I first heard Karl address the issue back in December, during a public meeting called to allow citizens to express their concerns and officials to offer their assurances. He repeated his point several weeks later as the council was shifting dollars and bodies to combat street crime.

What he said was this (and I paraphrase): The increase in crime is at least partly a function of the city’s growth. Police protection should be considered as much a part of infrastructure as roads and sewers. The expense of more cops should be treated as a cost of growth and paid for, at least in part, by the developers.

Good point. Important point. Growth, especially the kind of dumb growth our city’s leaders have allowed and encouraged, is expensive. We’ve never required newcomers to pay their fair share of the costs not only of moving them and their waste but of protecting them, educating their children and providing all the other services new residents require.

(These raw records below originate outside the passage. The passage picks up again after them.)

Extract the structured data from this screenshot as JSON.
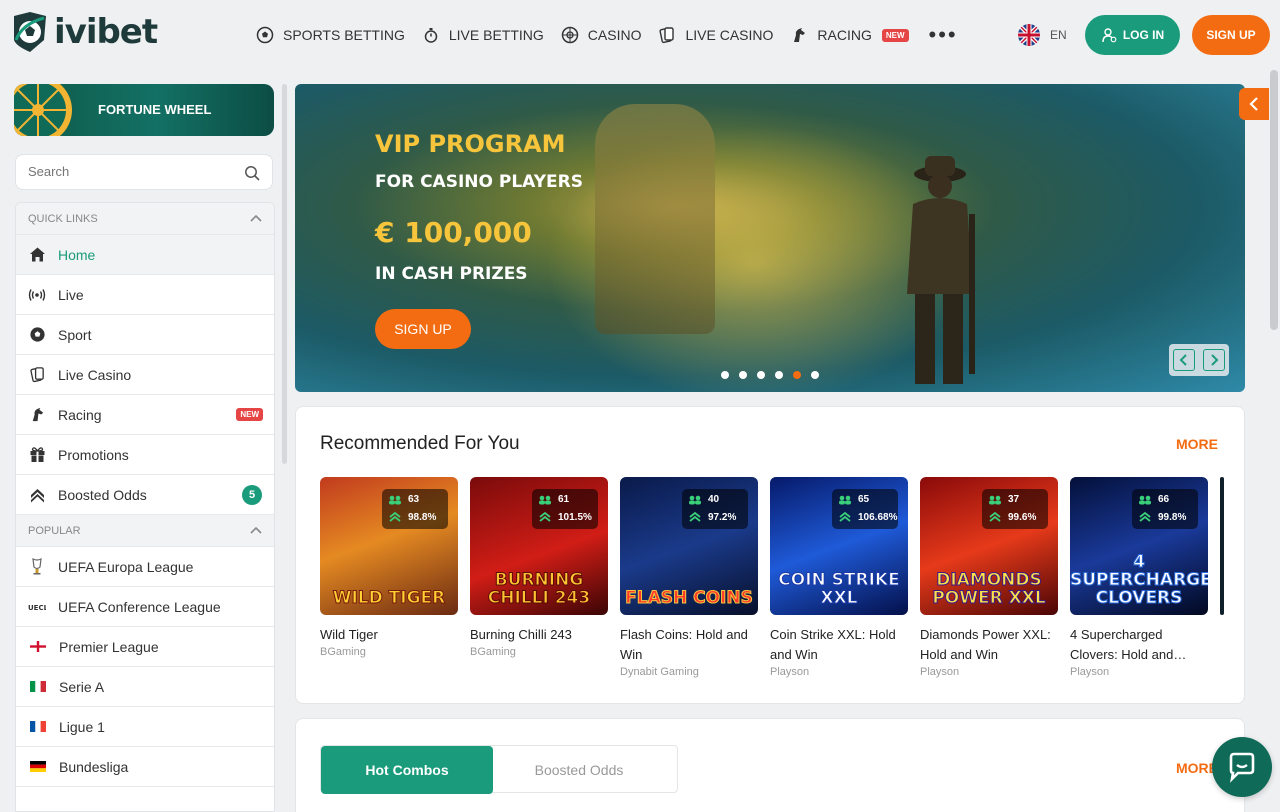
{
  "brand": {
    "name": "ivibet"
  },
  "nav": {
    "items": [
      {
        "label": "SPORTS BETTING",
        "icon": "soccer-ball-icon"
      },
      {
        "label": "LIVE BETTING",
        "icon": "stopwatch-icon"
      },
      {
        "label": "CASINO",
        "icon": "roulette-icon"
      },
      {
        "label": "LIVE CASINO",
        "icon": "cards-icon"
      },
      {
        "label": "RACING",
        "icon": "horse-icon",
        "badge": "NEW"
      }
    ],
    "more_label": "•••"
  },
  "header": {
    "language": "EN",
    "login_label": "LOG IN",
    "signup_label": "SIGN UP"
  },
  "sidebar": {
    "fortune_label": "FORTUNE WHEEL",
    "search_placeholder": "Search",
    "quick_links_title": "QUICK LINKS",
    "quick_links": [
      {
        "label": "Home",
        "icon": "home-icon",
        "active": true
      },
      {
        "label": "Live",
        "icon": "broadcast-icon"
      },
      {
        "label": "Sport",
        "icon": "soccer-ball-icon"
      },
      {
        "label": "Live Casino",
        "icon": "cards-icon"
      },
      {
        "label": "Racing",
        "icon": "horse-icon",
        "badge": "NEW"
      },
      {
        "label": "Promotions",
        "icon": "gift-icon"
      },
      {
        "label": "Boosted Odds",
        "icon": "boost-icon",
        "count": "5"
      }
    ],
    "popular_title": "POPULAR",
    "popular": [
      {
        "label": "UEFA Europa League",
        "icon": "europa-league-icon"
      },
      {
        "label": "UEFA Conference League",
        "icon": "conference-league-icon"
      },
      {
        "label": "Premier League",
        "icon": "england-flag-icon"
      },
      {
        "label": "Serie A",
        "icon": "italy-flag-icon"
      },
      {
        "label": "Ligue 1",
        "icon": "france-flag-icon"
      },
      {
        "label": "Bundesliga",
        "icon": "germany-flag-icon"
      }
    ]
  },
  "banner": {
    "line1": "VIP PROGRAM",
    "line2": "FOR CASINO PLAYERS",
    "line3": "€ 100,000",
    "line4": "IN CASH PRIZES",
    "cta": "SIGN UP",
    "slide_count": 6,
    "active_slide": 4
  },
  "recommended": {
    "title": "Recommended For You",
    "more_label": "MORE",
    "games": [
      {
        "name": "Wild Tiger",
        "provider": "BGaming",
        "players": "63",
        "rtp": "98.8%",
        "art": "WILD TIGER"
      },
      {
        "name": "Burning Chilli 243",
        "provider": "BGaming",
        "players": "61",
        "rtp": "101.5%",
        "art": "BURNING CHILLI 243"
      },
      {
        "name": "Flash Coins: Hold and Win",
        "provider": "Dynabit Gaming",
        "players": "40",
        "rtp": "97.2%",
        "art": "FLASH COINS"
      },
      {
        "name": "Coin Strike XXL: Hold and Win",
        "provider": "Playson",
        "players": "65",
        "rtp": "106.68%",
        "art": "COIN STRIKE XXL"
      },
      {
        "name": "Diamonds Power XXL: Hold and Win",
        "provider": "Playson",
        "players": "37",
        "rtp": "99.6%",
        "art": "DIAMONDS POWER XXL"
      },
      {
        "name": "4 Supercharged Clovers: Hold and…",
        "provider": "Playson",
        "players": "66",
        "rtp": "99.8%",
        "art": "4 SUPERCHARGED CLOVERS"
      }
    ]
  },
  "combos": {
    "tabs": [
      "Hot Combos",
      "Boosted Odds"
    ],
    "active_tab": 0,
    "more_label": "MORE"
  },
  "colors": {
    "brand_green": "#1a9c7c",
    "accent_orange": "#f36c12",
    "vip_gold": "#f7c53c",
    "badge_red": "#e54545"
  }
}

Karl’s election to the council, like that of Jerry Wade in the Fourth Ward and Barbara Hoppe in the Sixth, was due, I think, mainly to the growing concern among the citizens about all the ramifications of Columbia’s expansion.

Since their arrival, the council has taken a small — very small — step in the direction of fiscal sanity by raising slightly — very slightly — the fees charged to developers. I suspect I’m not the only voter who has been at least a little disappointed that movement in the right direction has been so slow and so slight.

The school tax increase, part of which would help pay for two new schools, reminds us just how expensive growth is. A new fire station is under construction, and plans are drawn for sorely needed road expansion. There’s more, but you get the point.

We’ll also be voting in April on three school board positions and on the First and Fifth Ward council positions. Both developer-friendly council incumbents are seeking re-election.

One thing is for sure, the best way to increase police protection isn’t to jerk officers from the schools or raid the piggy bank intended for other services. The best thing, the foresighted and fair thing, is to treat the cost of cops — like the cost of new schools and sewers and roads — as the cost of growth it is.

The question Karl raises and his colleagues must answer is an old one: Who pays?